Amendment No. 67 seeks to amend the definition of market value contained in subsection (5) of proposed new section 343A. It does not quite have the urgency  and significance of the previous amendment, but it is important to give the Committee the opportunity to test the reasons behind the choice of definition contained in subsection (5) of the proposed new section 343A.

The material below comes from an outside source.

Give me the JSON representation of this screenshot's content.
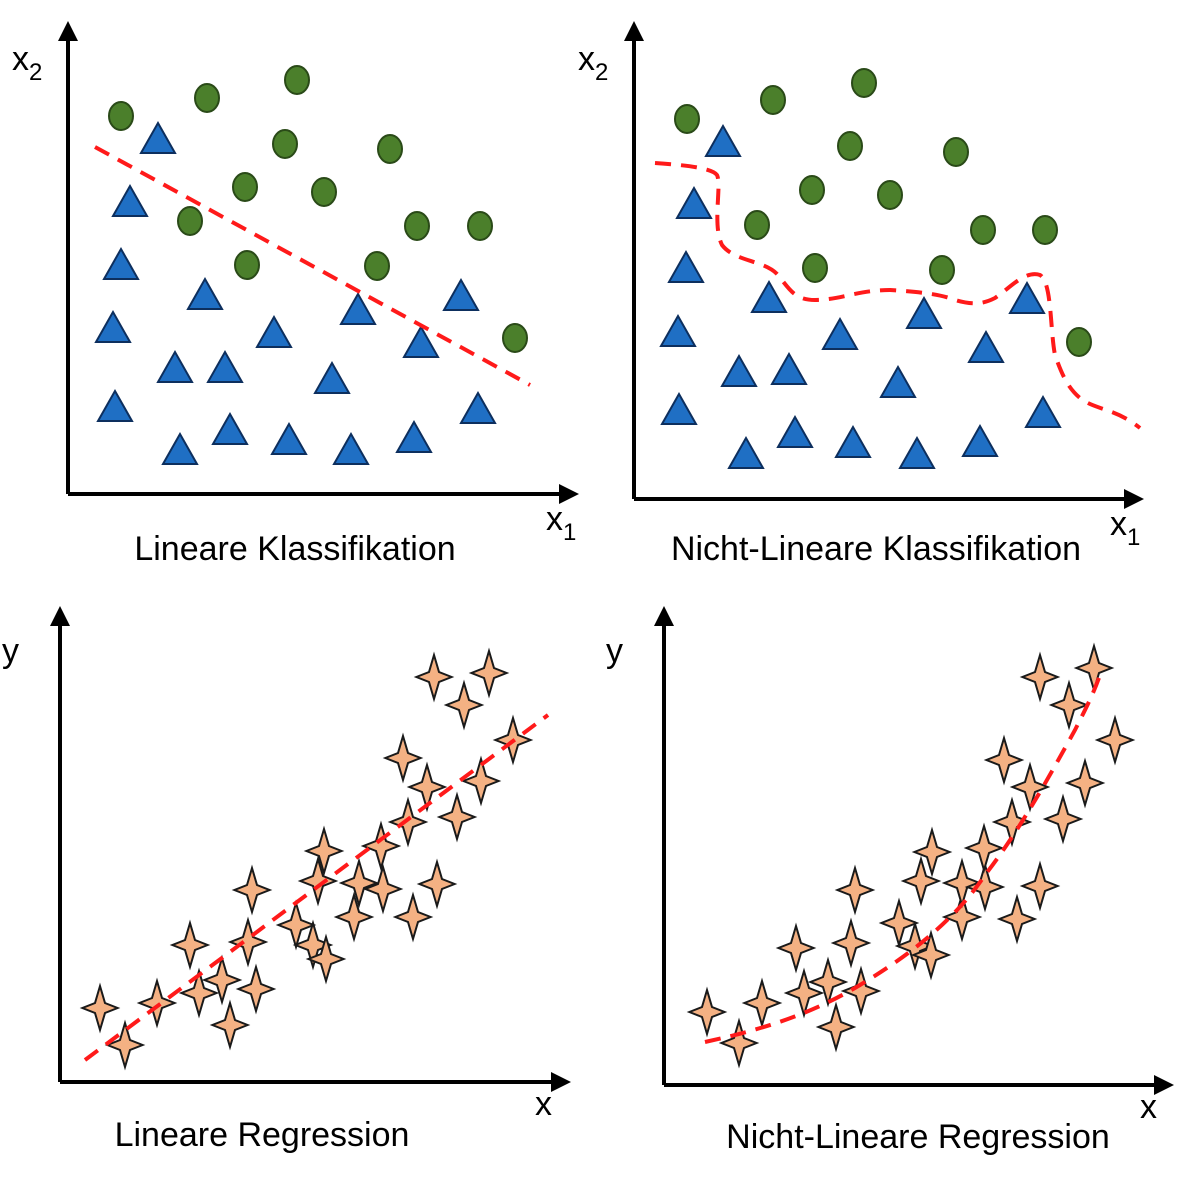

The relevance of the definition is contained insubsection (4), which provides that, where a carry-over in section 343A(2) is disapplied, the leasing business shall be treated as having been sold by the predecessor company to the successor for an amount equal to its market value on the day of the transfer. The definition of “market value” that is contained in subsection (5) of proposed new section 343A refers to paragraph 41(8) of schedule 10 to the Finance Act 2006, which is similar but not identical to the definition in section 70YI of the Capital Allowances Act 2001. Both are predicated on the idea of a notional disposal of the assets in the leasing portfolio by the absolute owner, free of any leases or encumbrances. So the focus is on the hypothetical market value of the underlying asset. However, realistically, that value could be difficult to determine.

Arguably, when one is considering leased assets, it is artificial to focus on the theoretical underlying value of the base assets, free of leasehold interest. The property in question here is the leased interest, not the absolute interest free of encumbrances. Arguably, the more appropriate definition of “market value” is contained in section 577 of the 2001 Act, which focuses on the price that the book of leased assets would fetch on the open market. Thus, amendment No. 67 would remove the reference to section 41(8) of the 2006 Act and replace it with a reference to section 577 of the 2001 Act, which would value the portfolio being transferred at its actual worth, rather than at a hypothetical base asset value. To deem assets to have different values for tax purposes than their actual value always risks creating anomalies and unfairness. I would be interested to hear the Chief Secretary’s rationale for choosing the definition from section 41(8) of the 2006 Act rather than the one from section 577(1) of the 2001 Act.

I close by emphasising that the leasing industry is a significant industry for the UK economy, therefore it is vital that we get this issue right and, in respect of these two amendments, if we do not, it could cause some disruption to the restructuring that is already under way.